There’s nothing quite like nailing that six-leg parlay with great odds, right? Well, how about doing it all within one game.
Same game parlays have taken the betting world by storm recently, with everyone looking to become the next Adam Sandler in Uncut Gems (maybe staying alive instead, though). Below, we explain how same game parlays work, some strategies for your bets, and if they’re worth it for smart bettors.
What Is A Same Game Parlay Bet?
The basic concept of a same game parlay is the same as any parlay bet. Combining two or more wagers, you can earn a higher total payout if all of the individual bets win. You can usually combine point spreads, OVER/UNDERs, moneyline bets and sometimes prop bets.
What differentiates a same game parlay (if the name doesn’t make it obvious) is all the legs of the parlay have to be from the same game.
How Do Same Game Parlays Work?
Let’s say you bet on three different instances from a game. If all three happen, you win your bet, with the combined odds from all three of those wagers profiting you a pretty penny.
One risk with a same game parlay (or any parlay, for that matter) is that if even one of those wagers doesn’t hit, the whole bet loses. You can go 2-for-3 or even 7-for-8 on a massive same game parlay and still lose.

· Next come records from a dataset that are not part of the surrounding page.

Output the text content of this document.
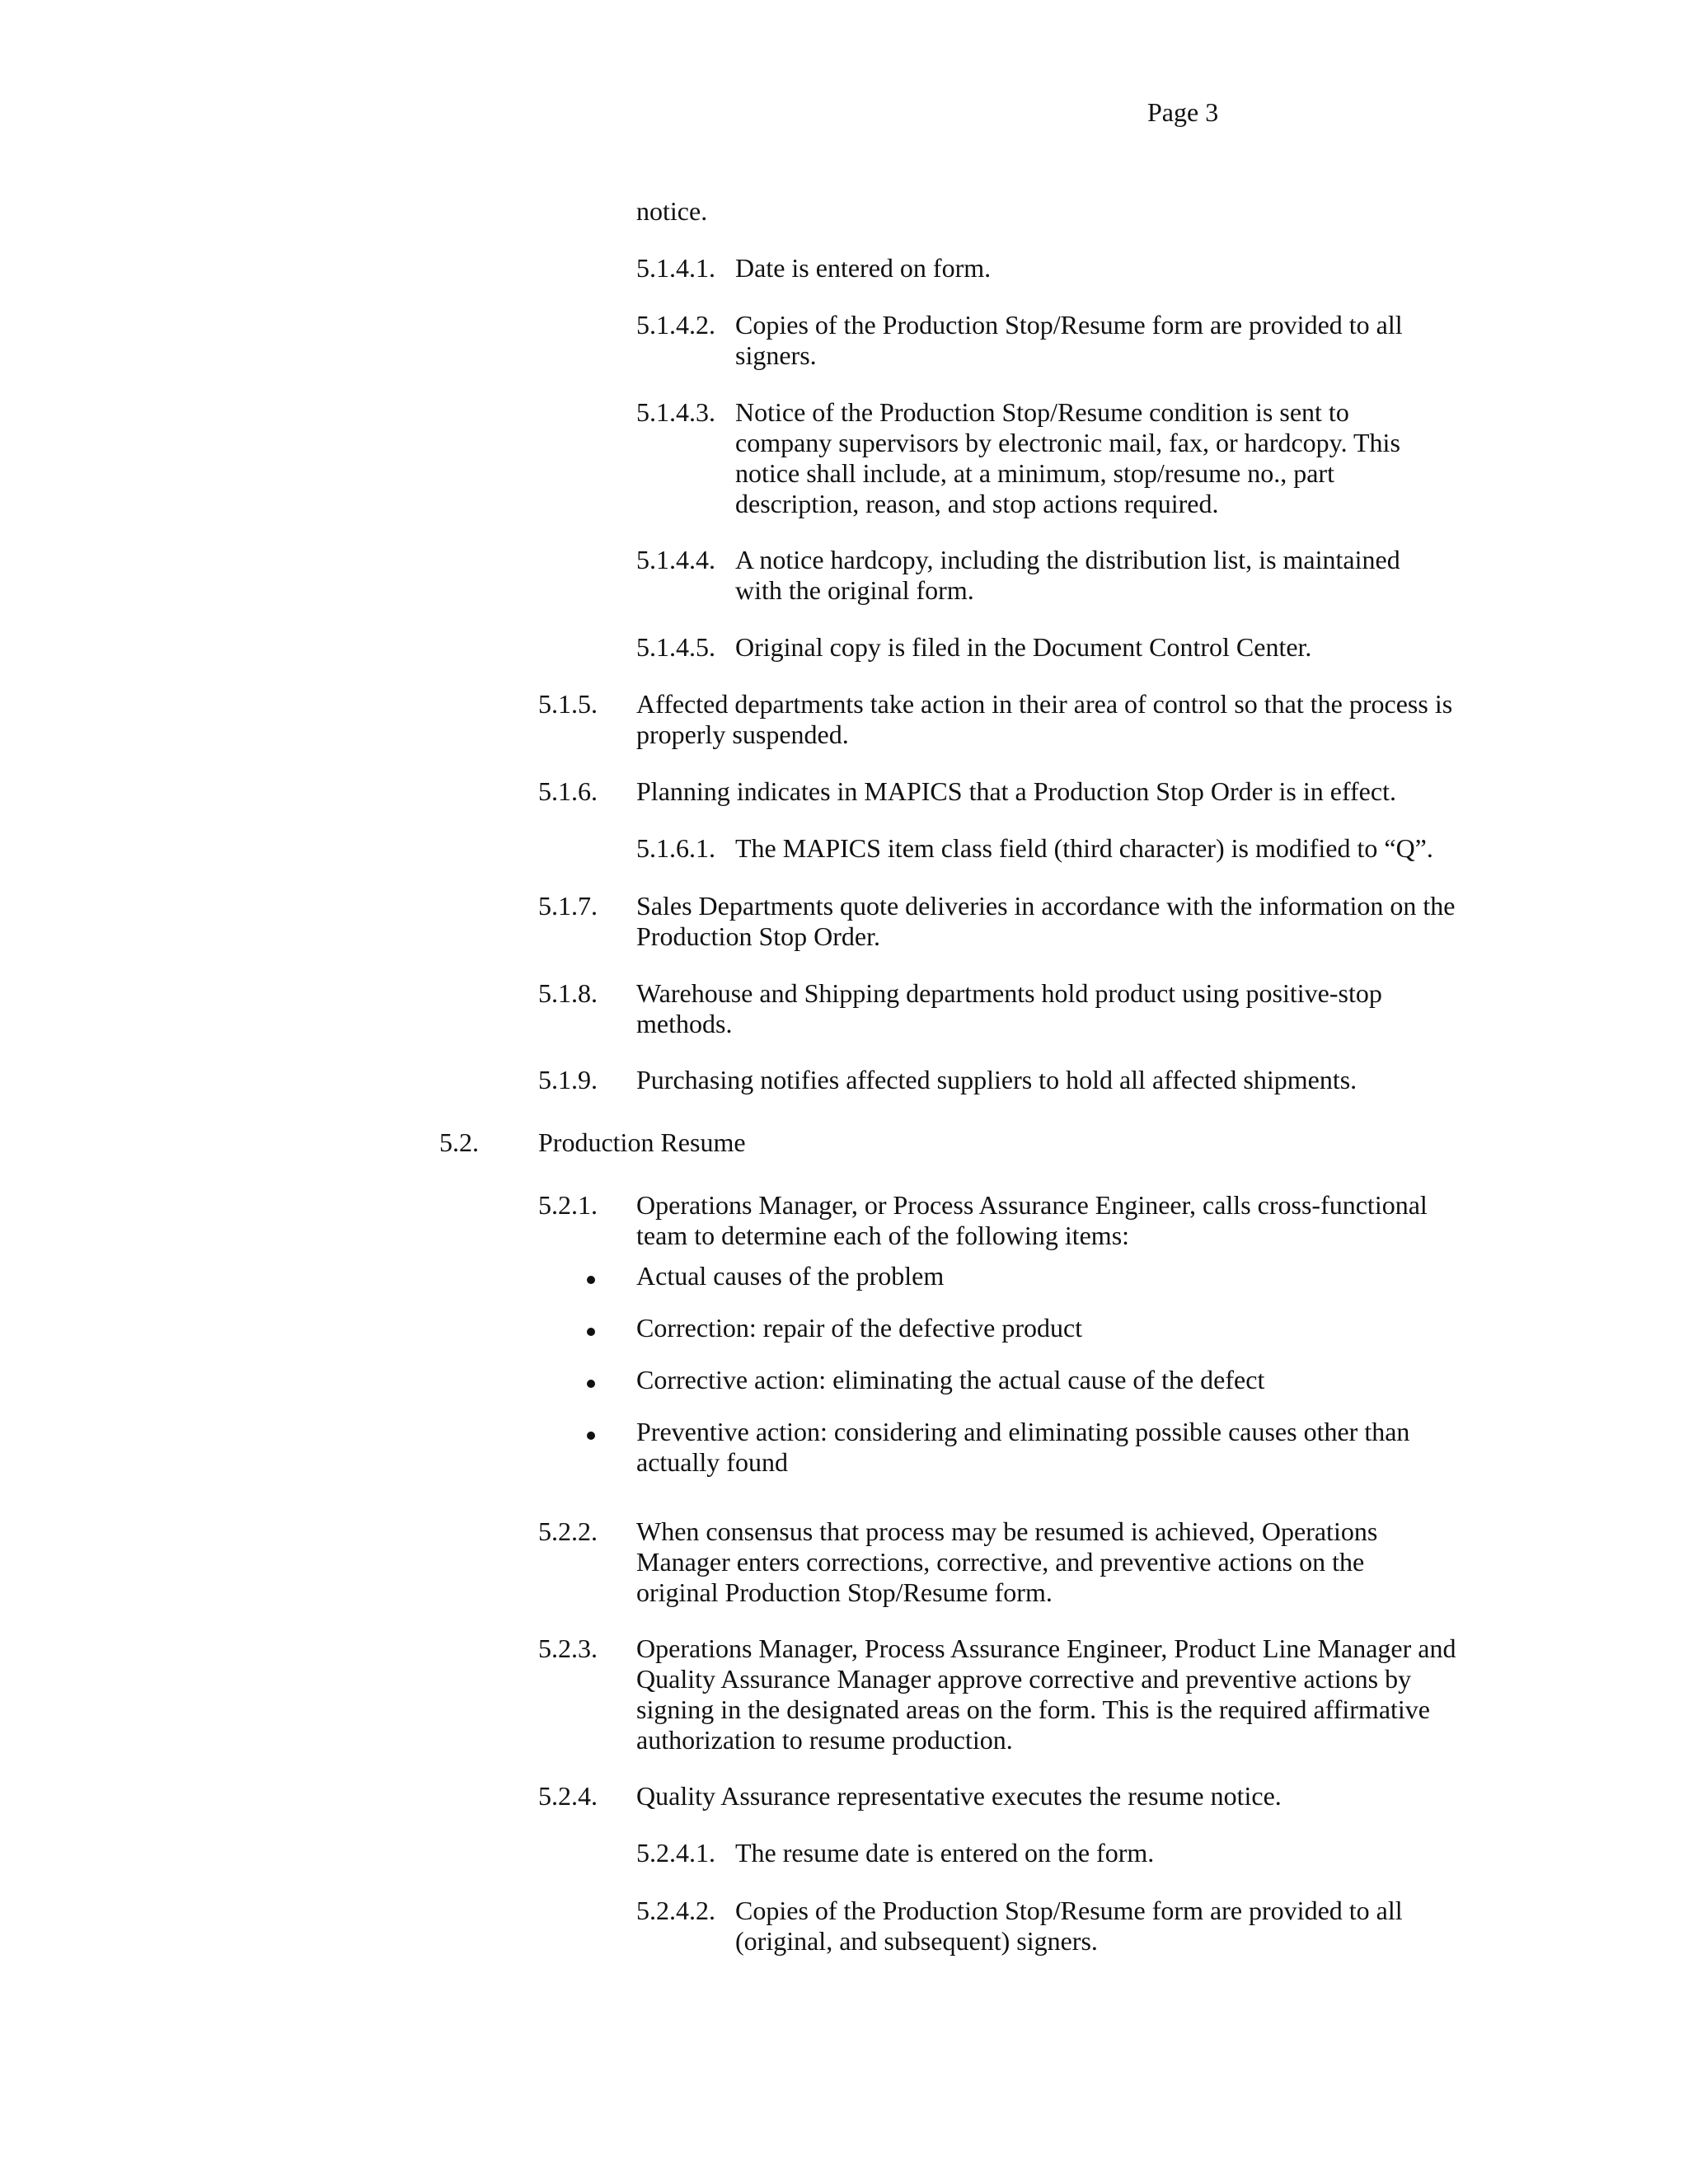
Page 3
notice.
5.1.4.1. Date is entered on form.
5.1.4.2. Copies of the Production Stop/Resume form are provided to all signers.
5.1.4.3. Notice of the Production Stop/Resume condition is sent to company supervisors by electronic mail, fax, or hardcopy. This notice shall include, at a minimum, stop/resume no., part description, reason, and stop actions required.
5.1.4.4. A notice hardcopy, including the distribution list, is maintained with the original form.
5.1.4.5. Original copy is filed in the Document Control Center.
5.1.5.	Affected departments take action in their area of control so that the process is properly suspended.
5.1.6.	Planning indicates in MAPICS that a Production Stop Order is in effect.
5.1.6.1. The MAPICS item class field (third character) is modified to “Q”.
5.1.7.	Sales Departments quote deliveries in accordance with the information on the Production Stop Order.
5.1.8.	Warehouse and Shipping departments hold product using positive-stop methods.
5.1.9.	Purchasing notifies affected suppliers to hold all affected shipments.
5.2.	Production Resume
5.2.1.	Operations Manager, or Process Assurance Engineer, calls cross-functional team to determine each of the following items:
Actual causes of the problem
Correction: repair of the defective product
Corrective action: eliminating the actual cause of the defect
Preventive action: considering and eliminating possible causes other than actually found
5.2.2.	When consensus that process may be resumed is achieved, Operations Manager enters corrections, corrective, and preventive actions on the original Production Stop/Resume form.
5.2.3.	Operations Manager, Process Assurance Engineer, Product Line Manager and Quality Assurance Manager approve corrective and preventive actions by signing in the designated areas on the form. This is the required affirmative authorization to resume production.
5.2.4.	Quality Assurance representative executes the resume notice.
5.2.4.1. The resume date is entered on the form.
5.2.4.2. Copies of the Production Stop/Resume form are provided to all (original, and subsequent) signers.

Another unique thing about same game parlays is that some books give the bettor slightly worse odds on these types of parlays to make sure they aren’t losing their slight edge. With many same game parlays, there’s a correlation between legs in your bets, which the books take into account for your odds. For example, if you bet on an NBA team to win and their star point guard to score over 30 points, those are correlated and the sportsbook accounts for it. Over the long run, it can be smarter just to bet on the two events individually.
Example: Same Game Parlay Odds
Here’s an example of a same game parlay betting slip. This example uses a few fictional wagers for a three-leg football parlay:
|Game||Type of Bet||Odds|
|Ravens vs Jets||Spread||Ravens -6.5 (-110)|
|Ravens vs Jets||Total||OVER 45.5 total points (-110)|
|Ravens vs Jets||Prop||Lamar Jackson OVER 1.0 Passing TDs (+120)|
The above betting card shows three different bets from the same game that you could parlay together for a same game bet. While bettors can wager on these three markets individually, parlaying them together increases the profit potential. In this case, the three bets, with close to 50/50 odds, combine for a +702 wager.

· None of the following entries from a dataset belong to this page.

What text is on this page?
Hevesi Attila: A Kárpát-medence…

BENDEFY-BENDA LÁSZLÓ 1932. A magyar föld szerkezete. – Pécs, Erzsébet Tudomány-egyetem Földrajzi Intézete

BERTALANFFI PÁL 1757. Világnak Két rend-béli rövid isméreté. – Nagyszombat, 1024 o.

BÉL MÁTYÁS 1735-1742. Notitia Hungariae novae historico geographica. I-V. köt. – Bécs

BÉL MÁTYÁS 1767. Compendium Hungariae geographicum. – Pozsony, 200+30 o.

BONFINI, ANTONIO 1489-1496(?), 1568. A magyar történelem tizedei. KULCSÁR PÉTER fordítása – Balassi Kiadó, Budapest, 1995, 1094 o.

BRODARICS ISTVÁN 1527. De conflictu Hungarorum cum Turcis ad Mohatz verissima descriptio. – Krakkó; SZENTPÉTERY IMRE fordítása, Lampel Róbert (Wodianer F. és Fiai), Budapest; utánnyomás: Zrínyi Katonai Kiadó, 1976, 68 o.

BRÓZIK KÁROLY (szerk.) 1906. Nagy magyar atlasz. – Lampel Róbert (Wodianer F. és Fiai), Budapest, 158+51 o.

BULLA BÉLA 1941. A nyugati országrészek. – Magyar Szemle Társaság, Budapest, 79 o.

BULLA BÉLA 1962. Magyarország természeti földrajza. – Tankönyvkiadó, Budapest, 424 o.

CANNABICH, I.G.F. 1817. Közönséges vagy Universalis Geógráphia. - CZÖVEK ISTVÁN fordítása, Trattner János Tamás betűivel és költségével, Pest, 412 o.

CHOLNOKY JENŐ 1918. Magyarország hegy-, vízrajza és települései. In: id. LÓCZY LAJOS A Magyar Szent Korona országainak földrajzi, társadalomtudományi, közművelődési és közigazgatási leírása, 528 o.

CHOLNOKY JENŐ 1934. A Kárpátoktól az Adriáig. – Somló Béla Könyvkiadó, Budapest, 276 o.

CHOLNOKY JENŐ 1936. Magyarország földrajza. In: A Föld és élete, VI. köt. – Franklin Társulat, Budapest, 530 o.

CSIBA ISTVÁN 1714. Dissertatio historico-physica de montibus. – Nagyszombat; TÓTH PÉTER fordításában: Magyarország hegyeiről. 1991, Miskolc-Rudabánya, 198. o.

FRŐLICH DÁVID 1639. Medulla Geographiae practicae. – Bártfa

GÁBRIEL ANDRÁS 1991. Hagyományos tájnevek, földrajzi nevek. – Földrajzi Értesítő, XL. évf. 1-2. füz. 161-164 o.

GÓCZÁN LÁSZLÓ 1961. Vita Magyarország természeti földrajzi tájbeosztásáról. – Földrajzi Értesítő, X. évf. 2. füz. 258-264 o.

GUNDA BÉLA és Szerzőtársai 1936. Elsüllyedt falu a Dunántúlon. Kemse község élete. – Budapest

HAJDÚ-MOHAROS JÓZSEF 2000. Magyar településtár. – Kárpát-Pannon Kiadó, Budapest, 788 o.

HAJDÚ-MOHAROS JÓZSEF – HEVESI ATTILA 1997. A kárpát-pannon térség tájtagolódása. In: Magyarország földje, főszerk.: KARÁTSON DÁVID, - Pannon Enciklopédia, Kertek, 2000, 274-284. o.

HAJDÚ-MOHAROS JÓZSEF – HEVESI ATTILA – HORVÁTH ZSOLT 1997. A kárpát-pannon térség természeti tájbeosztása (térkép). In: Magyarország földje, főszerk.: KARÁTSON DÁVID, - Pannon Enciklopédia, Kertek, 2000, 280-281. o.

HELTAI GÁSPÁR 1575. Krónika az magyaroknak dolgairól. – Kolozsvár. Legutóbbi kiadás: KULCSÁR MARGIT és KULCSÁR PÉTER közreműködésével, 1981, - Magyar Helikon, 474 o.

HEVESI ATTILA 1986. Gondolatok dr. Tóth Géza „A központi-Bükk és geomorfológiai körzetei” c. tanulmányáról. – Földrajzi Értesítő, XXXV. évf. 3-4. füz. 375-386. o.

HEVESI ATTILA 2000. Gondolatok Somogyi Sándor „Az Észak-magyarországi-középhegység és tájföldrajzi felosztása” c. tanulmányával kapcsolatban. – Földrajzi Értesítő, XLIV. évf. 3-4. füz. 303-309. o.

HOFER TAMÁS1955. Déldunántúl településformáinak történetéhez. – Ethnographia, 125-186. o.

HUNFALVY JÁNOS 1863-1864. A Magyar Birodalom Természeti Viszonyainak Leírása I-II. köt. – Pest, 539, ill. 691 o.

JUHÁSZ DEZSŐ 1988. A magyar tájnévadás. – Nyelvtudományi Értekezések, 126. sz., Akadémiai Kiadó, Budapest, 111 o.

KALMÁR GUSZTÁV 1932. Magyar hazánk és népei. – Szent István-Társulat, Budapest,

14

If you bet $100 on the entire parlay bet, you’d get a parlay payout of $802 – your original $100 plus your winnings of $702. You can use our Odds Calculator to see how much you’d win based on the odds and amount bet. We also have a Parlay Calculator to help determine your potential payout.
Like in all sports-betting parlays, if one of your bets pushes (like if Jackson throws for exactly one passing touchdown above), that bet is simply removed from the same game parlay, and your bet becomes a two-leg wager.

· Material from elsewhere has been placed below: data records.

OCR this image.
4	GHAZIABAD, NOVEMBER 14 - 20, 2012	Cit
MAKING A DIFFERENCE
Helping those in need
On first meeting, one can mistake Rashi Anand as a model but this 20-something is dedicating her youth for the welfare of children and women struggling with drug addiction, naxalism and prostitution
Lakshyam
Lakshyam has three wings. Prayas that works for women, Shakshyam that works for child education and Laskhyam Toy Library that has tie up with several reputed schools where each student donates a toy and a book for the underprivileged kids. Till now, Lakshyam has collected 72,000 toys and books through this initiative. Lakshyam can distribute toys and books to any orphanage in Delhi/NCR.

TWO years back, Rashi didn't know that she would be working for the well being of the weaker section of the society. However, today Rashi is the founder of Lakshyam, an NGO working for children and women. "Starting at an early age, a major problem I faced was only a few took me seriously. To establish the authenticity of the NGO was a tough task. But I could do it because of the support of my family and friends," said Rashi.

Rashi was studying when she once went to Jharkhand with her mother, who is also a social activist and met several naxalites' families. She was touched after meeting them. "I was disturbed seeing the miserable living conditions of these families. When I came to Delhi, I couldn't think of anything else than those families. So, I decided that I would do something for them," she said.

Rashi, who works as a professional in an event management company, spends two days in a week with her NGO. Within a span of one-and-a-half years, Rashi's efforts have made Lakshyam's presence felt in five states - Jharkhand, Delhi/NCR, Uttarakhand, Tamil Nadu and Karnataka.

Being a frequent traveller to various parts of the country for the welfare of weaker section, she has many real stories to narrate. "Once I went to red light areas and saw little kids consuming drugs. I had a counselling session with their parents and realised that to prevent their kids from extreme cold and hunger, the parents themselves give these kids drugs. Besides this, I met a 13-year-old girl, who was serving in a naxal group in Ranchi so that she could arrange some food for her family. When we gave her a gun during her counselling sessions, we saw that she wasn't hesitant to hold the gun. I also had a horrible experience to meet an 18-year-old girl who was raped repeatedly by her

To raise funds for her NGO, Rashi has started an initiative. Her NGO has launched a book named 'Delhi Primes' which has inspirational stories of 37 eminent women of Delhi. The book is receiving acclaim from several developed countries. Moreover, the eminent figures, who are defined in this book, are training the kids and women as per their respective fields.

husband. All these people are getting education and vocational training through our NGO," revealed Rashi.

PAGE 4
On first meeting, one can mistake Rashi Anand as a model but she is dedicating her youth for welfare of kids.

How To Strategize Same Game Parlays
The main takeaway for betting on same game parlays is understanding the context of your bets, while most single game bets or even standard multi game parlays are solely reliant on you doing your research or going with your gut on isolated events.
Where you can really start to rake in the profits on same game parlays is taking that research, a bit of info, or your gut hunch and using it to maximize profits across a bunch of different bets. That may seem complicated, but I’ll explain below.
What Not To Do
One way to understand good strategy around same game parlays is by looking at an example of what not to do. Let’s say we have a New York Giants vs Dallas Cowboys game, and you’re looking to make a same game parlay bet, locking in the bet slip below:
Sure, all three of these bets could, on their own, realistically cash. Parlayed together, they even have the potential for some really nice profits, right?
But looking at them together, as one bet, it becomes obvious why this is a flawed parlay. If Jones isn’t passing for two scores and Prescott has three passing TDs, what are the chances the Giants cover a one-possession spread? Possible, but highly unlikely.
While this may seem like a drastic example, it shows the most important piece of same game parlay strategy advice: choose bets that work together. Or at the very least, choose bets that don’t potentially contradict one another.
The Drawbacks Of Same Game Parlays
One of the most highly discussed cons of same game parlays is that you’re probably not getting the odds. With the books moving your parlay odds depending on the correlation of your bets, it’s harder than usual to gain an edge in same game parlay betting.
As well, like with all parlays, most professional gamblers stay away altogether. Many regular sports bettors find it is more consistent and profitable to bet on individual wagers than to parlay them, and those events being in the same game doesn’t impact that decision-making. Though same game parlays can be fun, don’t bank on them to make you regular profits.
Same Game Parlay Betting Tips
After poring over team reports and betting trends, try to find something to build a same game parlay around. For example, if you know the New York Jets’ star running back is going to be out for a game, why not bet on the other team to win, the OVER on the NY backup RB’s carries, and a few passing props because the Jets will need to put the ball in the air more.
It’s rarely an exact science, but same game parlays give you the unique ability to capitalize on a few trends or pieces of news, if done correctly.